Toxic trap #3: Relying on misinformation to make decisions
When project contributors feel pressure to look good and make things happen, they frequently give their project managers misleading information. Whether it’s falling prey to optimism bias by promising unrealistic results, blaming other teammates instead of taking responsibility for their own missteps, or—as we witnessed with Fyre Fest—failing to perform a critical path analysis before making scheduling commitments, misinformation happens. All of these were clearly problems within the Fyre Fest team—but a skeptical project manager could have looked at the misinformation with a critical eye and sorted out fact from fiction.
Not that it’s easy. In his book, The Complete Project Manager, Randall Englund shares a well-known joke in the project management field about the difficulty of creating accurate reports based on misleading information from project contributors. The joke goes like this: “What is the difference between a project manager and a used car salesman?” Answer: “The used car salesman always KNOWS when he is lying.”

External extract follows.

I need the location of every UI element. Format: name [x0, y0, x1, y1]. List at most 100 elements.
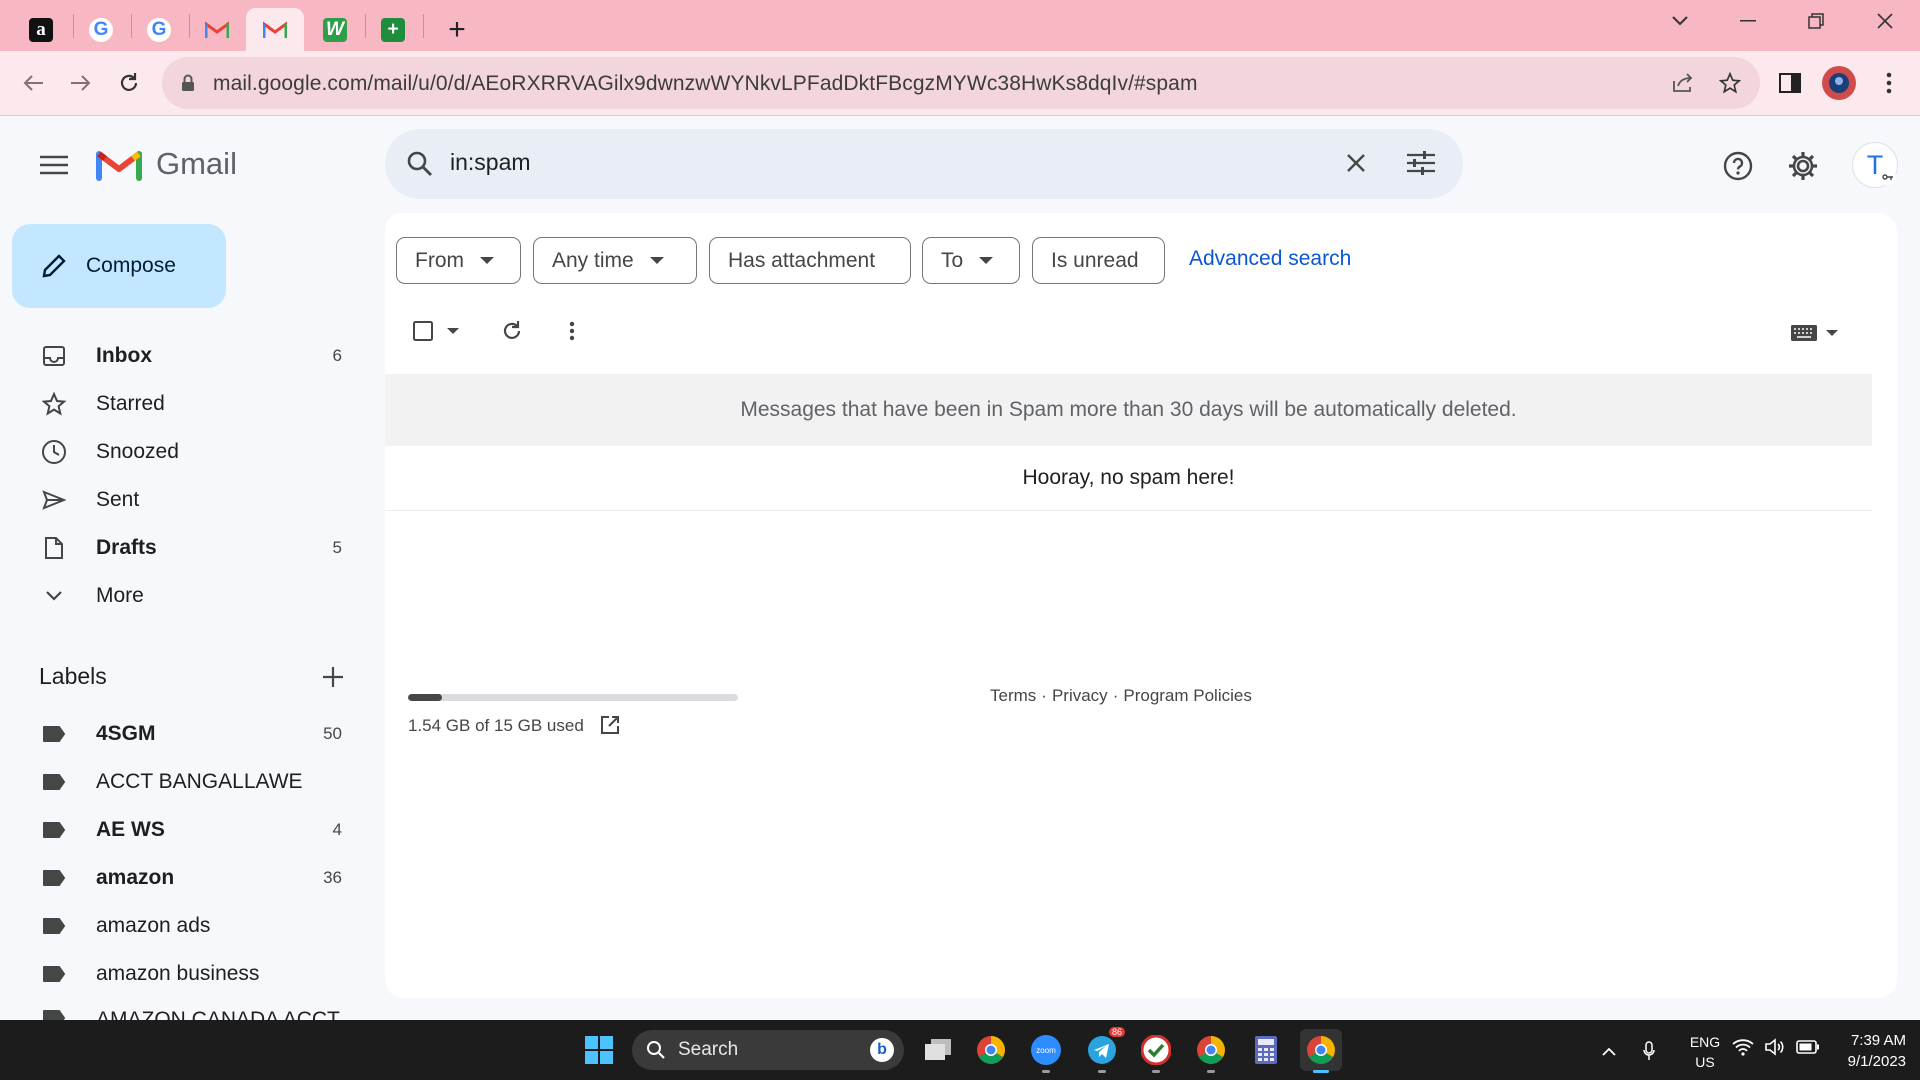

But there are ways that you can be a detective and find out whether someone is lying or spreading misinformation, perhaps even unintentionally, when the person tells his/her boss, “The milestone will be complete by Tuesday.” Of all these skills, listening is probably the most important. Englund suggests that to foster involvement with your team members, listen to them constantly, either in informal settings, like coffee breaks, or more formal ones, such as planned project meetings. If you take what your project contributors say at face value, you’re probably missing vital undercurrents. Plug yourself into the undercurrents of your workplace’s chats, and you won’t be hit with any nasty surprises.
So what have we learned from watching this experience unfold?
At the end of the day, even a wise project manager can only do so much in the face of a boss who has no remorse about lying, cheating, and stealing—which is what made Fyre Fest such a debacle. However, there is still a silver lining: effective project managers are empowered to intervene and mitigate disasters. By managing up and leveraging strengths for the good of the team, keeping idealistic leaders in check, and holding leaders and project contributors accountable when there’s a pervasiveness of dishonesty and misinformation, project managers possess the tools to ensure that leaders are actually selling the tasty steak and not just the sizzle. Which, we can all agree, is far better than sad bread and cheese.